A new study from the Los Angeles County Economic Development Corporation (LAEDC) reveals two more important reasons — aside from the demand Gov. Brown noted, climate benefits and energy security – that Californians should support home-grown oil production: It employs a large, diverse and upwardly mobile workforce and is a major driver of the economy of the nation’s most populous state.

More economic activity than 15 state economies

California has staked-out a leadership position in environmental protection, and our industry operates under the strict regulations in the nation. It might therefore surprise people that, as the Western States Petroleum Association (WSPA)-commissioned study highlights, the oil and gas industry sustained more than 368,000 jobs in the state and accounted for $148 billion in total economic activity in 2015. The latter is more than the total economic activity of 15 state economies, accounting for 3.6 percent of California’s total output.

The study also finds the oil industry generated $26.4 billion in state and local tax revenues, and $28.5 billion in sales and excise taxes, prompting WSPA president Catherine Reheis-Boyd to say:

“These statistics offer a compelling analysis of our industry’s valuable revenue contribution, tangible economic impact and direct role in local communities throughout every community in California. Our story truly reflects the hardworking industry men and women who drive our economy, while continuing to produce and refine the world’s cleanest gasoline, diesel and jet fuel.”

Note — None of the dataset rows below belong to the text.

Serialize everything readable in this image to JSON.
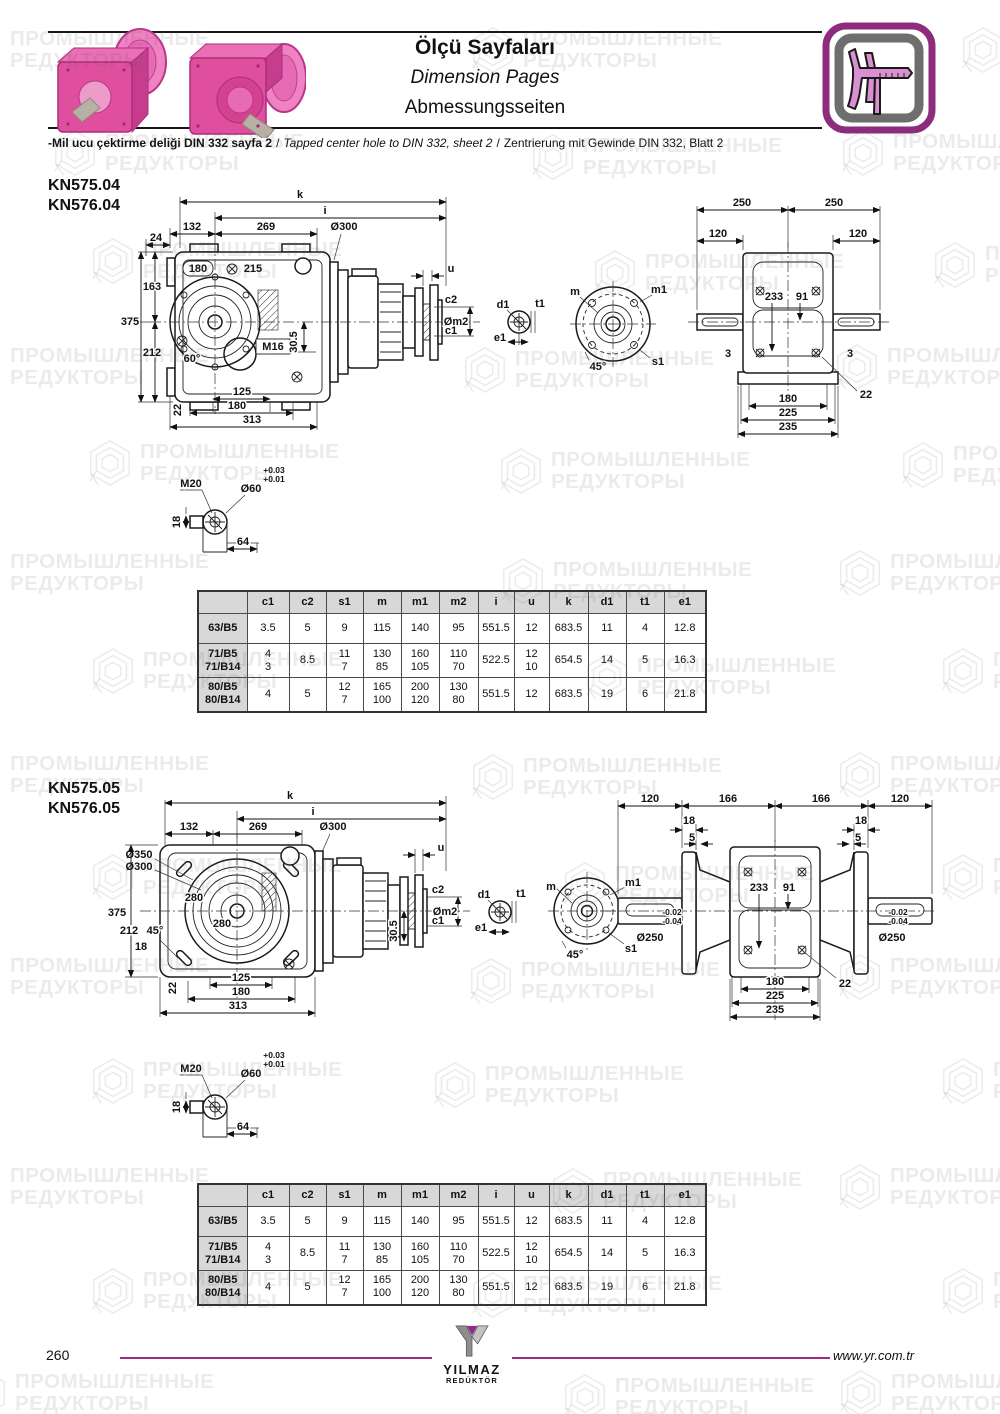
{
  "header": {
    "title_tr": "Ölçü Sayfaları",
    "title_en": "Dimension Pages",
    "title_de": "Abmessungsseiten",
    "note_tr": "-Mil ucu çektirme deliği DIN 332 sayfa 2",
    "note_sep": "/",
    "note_en": "Tapped center hole to DIN 332, sheet 2",
    "note_de": "Zentrierung mit Gewinde DIN 332, Blatt 2",
    "icon": "caliper-icon"
  },
  "watermark": {
    "line1": "ПРОМЫШЛЕННЫЕ",
    "line2": "РЕДУКТОРЫ"
  },
  "sections": [
    {
      "models": [
        "KN575.04",
        "KN576.04"
      ]
    },
    {
      "models": [
        "KN575.05",
        "KN576.05"
      ]
    }
  ],
  "dwg1": {
    "k": "k",
    "i": "i",
    "d132": "132",
    "d269": "269",
    "dia300": "Ø300",
    "d24": "24",
    "d180c": "180",
    "d215": "215",
    "d163": "163",
    "d375": "375",
    "d212": "212",
    "a60": "60°",
    "m16": "M16",
    "d305": "30.5",
    "d22": "22",
    "b125": "125",
    "b180": "180",
    "b313": "313",
    "u": "u",
    "c2": "c2",
    "m2": "Øm2",
    "c1": "c1",
    "d1": "d1",
    "t1": "t1",
    "e1": "e1",
    "m": "m",
    "m1": "m1",
    "s1": "s1",
    "a45": "45°",
    "r250a": "250",
    "r250b": "250",
    "r120a": "120",
    "r120b": "120",
    "r233": "233",
    "r91": "91",
    "r3a": "3",
    "r3b": "3",
    "r22": "22",
    "r180": "180",
    "r225": "225",
    "r235": "235"
  },
  "dwg2": {
    "k": "k",
    "i": "i",
    "d132": "132",
    "d269": "269",
    "dia300": "Ø300",
    "dia350": "Ø350",
    "dia300b": "Ø300",
    "d280a": "280",
    "d280b": "280",
    "d375": "375",
    "d212": "212",
    "a45": "45°",
    "d18": "18",
    "d305": "30.5",
    "d22": "22",
    "b125": "125",
    "b180": "180",
    "b313": "313",
    "u": "u",
    "c2": "c2",
    "m2": "Øm2",
    "c1": "c1",
    "d1": "d1",
    "t1": "t1",
    "e1": "e1",
    "m": "m",
    "m1": "m1",
    "s1": "s1",
    "fa45": "45°",
    "r120a": "120",
    "r166a": "166",
    "r166b": "166",
    "r120b": "120",
    "r18a": "18",
    "r5a": "5",
    "r18b": "18",
    "r5b": "5",
    "r233": "233",
    "r91": "91",
    "tolu_l": "-0.02",
    "toll_l": "-0.04",
    "dia250l": "Ø250",
    "tolu_r": "-0.02",
    "toll_r": "-0.04",
    "dia250r": "Ø250",
    "r22": "22",
    "r180": "180",
    "r225": "225",
    "r235": "235"
  },
  "shaft_end": {
    "m20": "M20",
    "d60": "Ø60",
    "tol_u": "+0.03",
    "tol_l": "+0.01",
    "d18": "18",
    "d64": "64"
  },
  "dim_table": {
    "headers": [
      "c1",
      "c2",
      "s1",
      "m",
      "m1",
      "m2",
      "i",
      "u",
      "k",
      "d1",
      "t1",
      "e1"
    ],
    "rows": [
      {
        "label": [
          "63/B5"
        ],
        "cells": [
          [
            "3.5"
          ],
          [
            "5"
          ],
          [
            "9"
          ],
          [
            "115"
          ],
          [
            "140"
          ],
          [
            "95"
          ],
          [
            "551.5"
          ],
          [
            "12"
          ],
          [
            "683.5"
          ],
          [
            "11"
          ],
          [
            "4"
          ],
          [
            "12.8"
          ]
        ]
      },
      {
        "label": [
          "71/B5",
          "71/B14"
        ],
        "cells": [
          [
            "4",
            "3"
          ],
          [
            "8.5"
          ],
          [
            "11",
            "7"
          ],
          [
            "130",
            "85"
          ],
          [
            "160",
            "105"
          ],
          [
            "110",
            "70"
          ],
          [
            "522.5"
          ],
          [
            "12",
            "10"
          ],
          [
            "654.5"
          ],
          [
            "14"
          ],
          [
            "5"
          ],
          [
            "16.3"
          ]
        ]
      },
      {
        "label": [
          "80/B5",
          "80/B14"
        ],
        "cells": [
          [
            "4"
          ],
          [
            "5"
          ],
          [
            "12",
            "7"
          ],
          [
            "165",
            "100"
          ],
          [
            "200",
            "120"
          ],
          [
            "130",
            "80"
          ],
          [
            "551.5"
          ],
          [
            "12"
          ],
          [
            "683.5"
          ],
          [
            "19"
          ],
          [
            "6"
          ],
          [
            "21.8"
          ]
        ]
      }
    ]
  },
  "footer": {
    "page": "260",
    "brand": "YILMAZ",
    "brand_sub": "REDÜKTÖR",
    "site": "www.yr.com.tr"
  }
}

Given California’s long-time status as a major oil producer in an conservation-conscious political environment, those figures really shouldn’t come a surprise. As the report notes and few may realize, California is responsible for roughly 10 percent of U.S. oil production, ranking behind only Texas, North Dakota and Alaska.

The industry was responsible for 368,100 total jobs in 2015 – nearly 143,000 of which were direct – accounting for 1.6 percent of the state’s total.

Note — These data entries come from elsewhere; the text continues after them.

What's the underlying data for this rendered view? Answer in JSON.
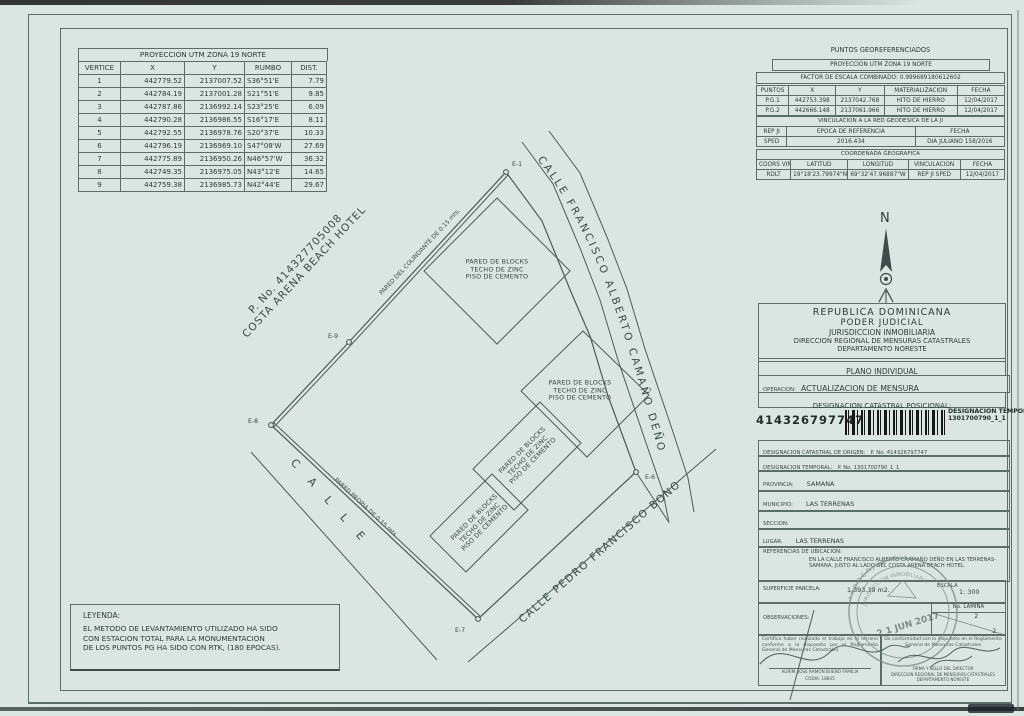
{
  "utm_table": {
    "title": "PROYECCION UTM ZONA 19 NORTE",
    "headers": [
      "VERTICE",
      "X",
      "Y",
      "RUMBO",
      "DIST."
    ],
    "rows": [
      [
        "1",
        "442779.52",
        "2137007.52",
        "S36°51'E",
        "7.79"
      ],
      [
        "2",
        "442784.19",
        "2137001.28",
        "S21°51'E",
        "9.85"
      ],
      [
        "3",
        "442787.86",
        "2136992.14",
        "S23°25'E",
        "6.09"
      ],
      [
        "4",
        "442790.28",
        "2136986.55",
        "S16°17'E",
        "8.11"
      ],
      [
        "5",
        "442792.55",
        "2136978.76",
        "S20°37'E",
        "10.33"
      ],
      [
        "6",
        "442796.19",
        "2136969.10",
        "S47°08'W",
        "27.69"
      ],
      [
        "7",
        "442775.89",
        "2136950.26",
        "N46°57'W",
        "36.32"
      ],
      [
        "8",
        "442749.35",
        "2136975.05",
        "N43°12'E",
        "14.65"
      ],
      [
        "9",
        "442759.38",
        "2136985.73",
        "N42°44'E",
        "29.67"
      ]
    ]
  },
  "geo": {
    "title": "PUNTOS GEOREFERENCIADOS",
    "subtitle": "PROYECCION UTM ZONA 19 NORTE",
    "factor": "FACTOR DE ESCALA COMBINADO:   0.999689180612602",
    "points_headers": [
      "PUNTOS",
      "X",
      "Y",
      "MATERIALIZACION",
      "FECHA"
    ],
    "points_rows": [
      [
        "P.G.1",
        "442753.398",
        "2137042.768",
        "HITO DE HIERRO",
        "12/04/2017"
      ],
      [
        "P.G.2",
        "442666.148",
        "2137061.966",
        "HITO DE HIERRO",
        "12/04/2017"
      ]
    ],
    "vinc_title": "VINCULACION A LA RED GEODESICA DE LA JI",
    "vinc_headers": [
      "REP JI",
      "EPOCA DE REFERENCIA",
      "FECHA"
    ],
    "vinc_rows": [
      [
        "SPED",
        "2016.434",
        "DIA JULIANO 158/2016"
      ]
    ],
    "coord_title": "COORDENADA GEOGRAFICA",
    "coord_headers": [
      "COORS VINCULADA",
      "LATITUD",
      "LONGITUD",
      "VINCULACION",
      "FECHA"
    ],
    "coord_rows": [
      [
        "RDLT",
        "19°18'23.79974\"N",
        "69°32'47.96887\"W",
        "REP JI SPED",
        "12/04/2017"
      ]
    ]
  },
  "compass": {
    "label": "N"
  },
  "panel": {
    "header_lines": [
      "REPUBLICA  DOMINICANA",
      "PODER  JUDICIAL",
      "JURISDICCION INMOBILIARIA",
      "DIRECCION REGIONAL DE MENSURAS CATASTRALES",
      "DEPARTAMENTO NORESTE"
    ],
    "plano": "PLANO INDIVIDUAL",
    "operacion_label": "OPERACION:",
    "operacion_value": "ACTUALIZACION DE MENSURA",
    "designacion_title": "DESIGNACION CATASTRAL POSICIONAL:",
    "designacion_number": "414326797747",
    "temporal_label": "DESIGNACION TEMPORAL",
    "temporal_value": "1301700790_1_1",
    "origen_label": "DESIGNACION CATASTRAL  DE ORIGEN:",
    "origen_value": "P. No. 414326797747",
    "temporal2_label": "DESIGNACION TEMPORAL:",
    "temporal2_value": "P. No. 1301700790_1_1",
    "provincia_label": "PROVINCIA:",
    "provincia_value": "SAMANA",
    "municipio_label": "MUNICIPIO:",
    "municipio_value": "LAS TERRENAS",
    "seccion_label": "SECCION:",
    "seccion_value": "",
    "lugar_label": "LUGAR:",
    "lugar_value": "LAS TERRENAS",
    "referencias_label": "REFERENCIAS DE UBICACION:",
    "referencias_value": "EN LA CALLE FRANCISCO ALBERTO CAAMAÑO DEÑO EN LAS TERRENAS-SAMANA, JUSTO AL LADO DEL COSTA ARENA BEACH HOTEL.",
    "superficie_label": "SUPERFICIE PARCELA:",
    "superficie_value": "1,393.39 m2.",
    "escala_label": "ESCALA",
    "escala_value": "1: 300",
    "lamina_label": "No. LAMINA",
    "lamina_top": "2",
    "lamina_bottom": "2",
    "observaciones_label": "OBSERVACIONES:",
    "cert_left_text": "Certifica haber realizado el trabajo en el terreno conforme a lo dispuesto por el Reglamento General de Mensuras Catastrales",
    "cert_left_name": "AGRIM. JOSE RAMON BUENO FAMILIA",
    "cert_left_codia": "CODIA:   18845",
    "cert_right_text": "De conformidad con lo dispuesto en el Reglamento General de Mensuras Catastrales",
    "cert_right_line1": "FIRMA Y SELLO DEL DIRECTOR",
    "cert_right_line2": "DIRECCION REGIONAL DE MENSURAS CATASTRALES",
    "cert_right_line3": "DEPARTAMENTO NORESTE"
  },
  "stamp": {
    "ring_text": "*  P O D E R   J U D I C I A L  *",
    "ring_text2": "JURISDICCION  INMOBILIARIA",
    "date": "2 1  JUN 2017"
  },
  "drawing": {
    "hotel_line1": "P. No. 414327705008",
    "hotel_line2": "COSTA ARENA BEACH HOTEL",
    "street_right": "CALLE  FRANCISCO  ALBERTO  CAMAÑO  DEÑO",
    "street_bottom": "CALLE PEDRO FRANCISCO BONO",
    "street_left": "C A L L E",
    "wall_colindante": "PARED DEL COLINDANTE DE 0.15 mts.",
    "wall_propia": "PARED PROPIA DE 0.15 mts.",
    "building_label": [
      "PARED DE BLOCKS",
      "TECHO DE ZINC",
      "PISO DE CEMENTO"
    ],
    "vertices": {
      "e1": "E-1",
      "e6": "E-6",
      "e7": "E-7",
      "e8": "E-8",
      "e9": "E-9"
    }
  },
  "legend": {
    "title": "LEYENDA:",
    "line1": "EL METODO DE LEVANTAMIENTO UTILIZADO HA SIDO",
    "line2": "CON ESTACION TOTAL PARA LA MONUMENTACION",
    "line3": "DE LOS PUNTOS PG HA SIDO CON RTK, (180 EPOCAS)."
  }
}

All told, the industry is responsible for 2.7 percent of California’s total GDP ($66 billion total value added), according to the report.

The report also identifies the user industries of refined products and quantifies their economic activity. For instance, vulnerable primary user industries of refined petroleum products — such as transportation/warehousing, manufacturing and agriculture — represent 1.7 million jobs in California with an associated $111 billion in labor income, contributing 8.4 percent to the state’s GDP.

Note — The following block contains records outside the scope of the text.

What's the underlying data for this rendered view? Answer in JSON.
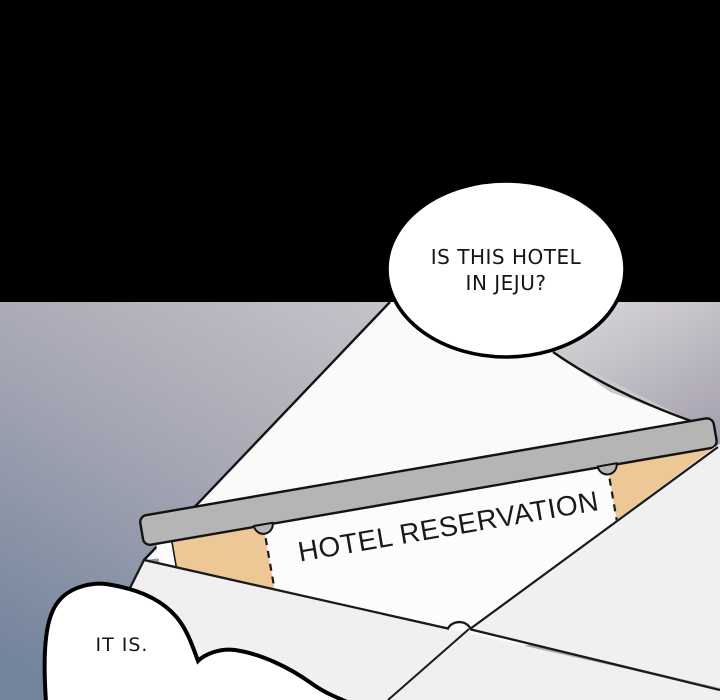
{
  "panel": {
    "alt": "Webtoon panel of an open envelope holding a hotel reservation ticket",
    "width": "720",
    "height": "700"
  },
  "bubbles": {
    "question": {
      "line1": "IS THIS HOTEL",
      "line2": "IN JEJU?"
    },
    "answer": {
      "text": "IT IS."
    }
  },
  "ticket": {
    "title": "HOTEL RESERVATION"
  },
  "colors": {
    "black_band": "#000000",
    "sky_top": "#e1dedd",
    "sky_bottom": "#73849c",
    "envelope_inside_top": "#d8d6d8",
    "envelope_inside_bottom": "#a49fae",
    "flap": "#fafafa",
    "front": "#f1f0f1",
    "band": "#b5b5b5",
    "paper": "#fcfcfc",
    "stub": "#edc795",
    "ink": "#131313",
    "bubble_fill": "#ffffff"
  }
}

As well, the LAEDC noted that the energy industry in its backyard continues to be an underappreciated driving force in Los Angeles, the nation’s second largest city.

“The oil and gas industry supports 77,846 jobs in Los Angeles County alone,” said Dr. Somjita Mitra of the LAEDC. “Industry activities in the county generate more than $6.9 billion in tax revenues.”

As EID has highlighted before, the oil industry was building California long before the movie cameras started rolling in Hollywood, and it has played a pivotal role in helping the Golden State grow into the top tourist destination in the United States.

California’s energy workforce: Diverse and well-paid

As EID has highlighted before, the oil industry has not only created numerous jobs in California, it provides good-paying jobs as well, with an average annual income of $74,690 a year (excluding gas stations). The report finds these jobs yielded $33 billion in labor income, 2.2 percent of California’s total for 2015.

The LAEDC study reveals that California’s energy industry employs a workforce that is diverse both in terms of ethnicity and level of education. Most importantly, the industry provides quality jobs, regardless of ethnicity or educational attainment, that pay on average more than jobs in other industries.

The workforce is 50.2 percent white, 29.1 percent Hispanic, 13 percent Asian and 5.3 percent African-American. This is four times more diverse than other STEM-focused industries.

This workforce has access to job opportunities across the educational attainment spectrum. While 23.3 percent of workers have a college degree and 28 percent have attended some college, fully 39.2 percent of workers have a high school education or less. Regardless of an oil and gas worker’s level of education, he or she earns more on average than the average worker with the same level of education.

Conclusion

A massive driver of our state’s economy and contributor to its coffers. A diverse workforce earning good wages regardless of educational attainment. All while providing the massive amounts of energy critical to powering the world’s sixth largest economy and enhancing our energy security while upholding California’s tradition of environmental stewardship. As Governor Brown has noted, 39 million Californians rely on the state’s oil industry to maintain California’s position of energy leadership, even as we introduce more renewables into our energy mix.